Moyennant un recours à un peu de technologie numérique (d’accord, pas mal de technologie, mais elle est judicieusement employée), Yann a pondu Perreau et la Lune, question de nous rappeler qu’un spectacle ambitieux peut aussi être un modèle d’intimité.
Entamée au début de l’année dernière, la tournée Perreau et la Lune a fait escale au mythique Théâtre de Quat’sous, dont elle assura par la même occasion la fermeture définitive. Si le spectacle que nous offrait Perreau lors du dernier Salon du livre de Toronto a eu lieu dans des conditions exécrables, le cadre enchanteur du Quat’sous se prêtait admirablement à cette rencontre entre théâtre en chanson, qui lui a d’ailleurs valu le Félix de la meilleure mise en scène au dernier gala de l’ADISQ.
Double CD agrémenté d’un DVD, Perreau et la Lune live au Quat’sous (Bonsound Records/Distribution Fusion III) nous révèle un artiste qui a osé défricher son propre univers au carrefour de la Commedia del’Arte et du théâtre de Weill et Brecht.

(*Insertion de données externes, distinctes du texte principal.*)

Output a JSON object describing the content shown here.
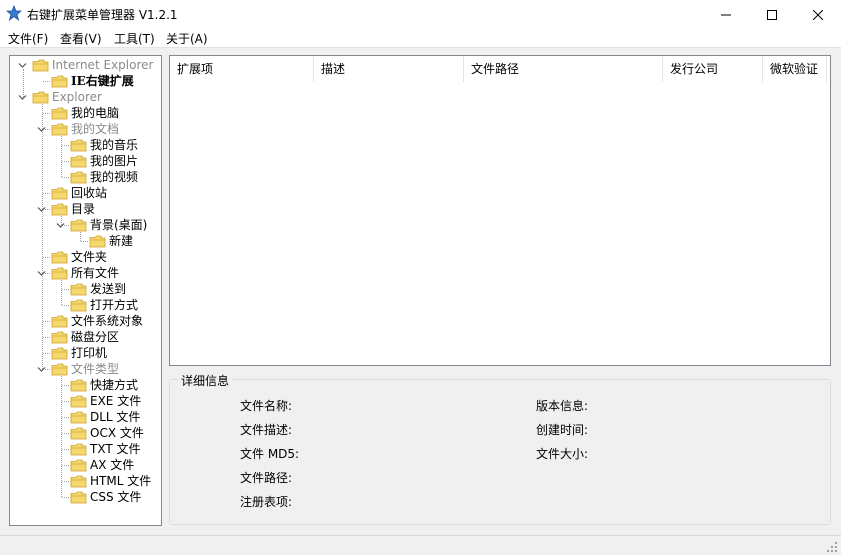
{
  "window": {
    "title": "右键扩展菜单管理器 V1.2.1",
    "icon": "star-app-icon",
    "controls": [
      "minimize-icon",
      "maximize-icon",
      "close-icon"
    ]
  },
  "menu": [
    "文件(F)",
    "查看(V)",
    "工具(T)",
    "关于(A)"
  ],
  "tree": [
    {
      "label": "Internet Explorer",
      "style": "gray",
      "expanded": true
    },
    {
      "label": "IE右键扩展",
      "style": "bold"
    },
    {
      "label": "Explorer",
      "style": "gray",
      "expanded": true
    },
    {
      "label": "我的电脑"
    },
    {
      "label": "我的文档",
      "style": "gray",
      "expanded": true
    },
    {
      "label": "我的音乐"
    },
    {
      "label": "我的图片"
    },
    {
      "label": "我的视频"
    },
    {
      "label": "回收站"
    },
    {
      "label": "目录",
      "expanded": true
    },
    {
      "label": "背景(桌面)",
      "expanded": true
    },
    {
      "label": "新建"
    },
    {
      "label": "文件夹"
    },
    {
      "label": "所有文件",
      "expanded": true
    },
    {
      "label": "发送到"
    },
    {
      "label": "打开方式"
    },
    {
      "label": "文件系统对象"
    },
    {
      "label": "磁盘分区"
    },
    {
      "label": "打印机"
    },
    {
      "label": "文件类型",
      "style": "gray",
      "expanded": true
    },
    {
      "label": "快捷方式"
    },
    {
      "label": "EXE 文件"
    },
    {
      "label": "DLL 文件"
    },
    {
      "label": "OCX 文件"
    },
    {
      "label": "TXT 文件"
    },
    {
      "label": "AX 文件"
    },
    {
      "label": "HTML 文件"
    },
    {
      "label": "CSS 文件"
    }
  ],
  "list": {
    "columns": [
      "扩展项",
      "描述",
      "文件路径",
      "发行公司",
      "微软验证"
    ],
    "rows": []
  },
  "details": {
    "title": "详细信息",
    "left": [
      "文件名称:",
      "文件描述:",
      "文件 MD5:",
      "文件路径:",
      "注册表项:"
    ],
    "right": [
      "版本信息:",
      "创建时间:",
      "文件大小:"
    ]
  },
  "colors": {
    "folder": "#f5d76e",
    "folder_edge": "#c9a227",
    "app_icon": "#3a7bd5"
  }
}
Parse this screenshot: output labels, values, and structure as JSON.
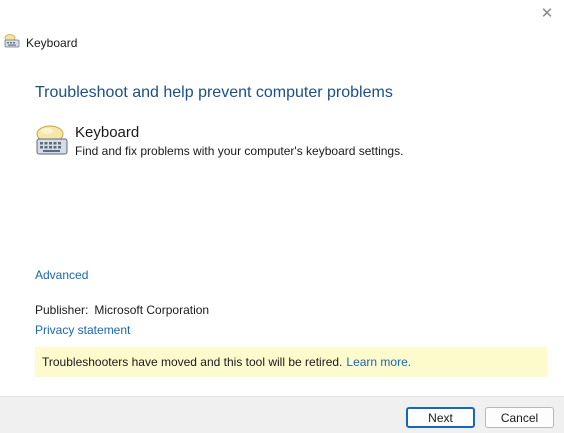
{
  "window": {
    "title": "Keyboard",
    "close_glyph": "✕"
  },
  "main": {
    "heading": "Troubleshoot and help prevent computer problems",
    "item": {
      "title": "Keyboard",
      "description": "Find and fix problems with your computer's keyboard settings.",
      "icon": "keyboard-troubleshooter-icon"
    },
    "advanced_link": "Advanced",
    "publisher_label": "Publisher:",
    "publisher_value": "Microsoft Corporation",
    "privacy_link": "Privacy statement"
  },
  "banner": {
    "text": "Troubleshooters have moved and this tool will be retired.",
    "link": "Learn more."
  },
  "footer": {
    "next_label": "Next",
    "cancel_label": "Cancel"
  },
  "colors": {
    "heading": "#1c4f8a",
    "link": "#1767b8",
    "banner_bg": "#fdfacd",
    "footer_bg": "#f0f0f0"
  }
}
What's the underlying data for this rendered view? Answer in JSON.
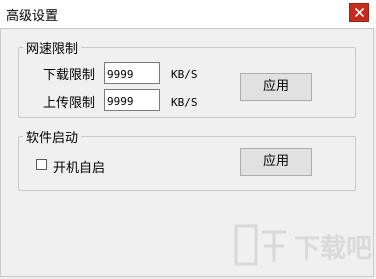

Un univers où la lune se reflète parfois dans les yeux d’une Colombine des temps nouveaux («Ma dope à moi, c’est ma copine»), mais parfois aussi dans la flotte poisseuse des caniveaux.
On lui pardonnera quelques relatifs passages à vide dans la deuxième moitié du spectacle, du genre qu’il aurait pu éviter s’il avait disposé d’un plus vaste répertoire, puisque ce n’est qu’une question de temps avant que «celui qui bogue la machine» nous convainque – et nous séduise – tout à fait.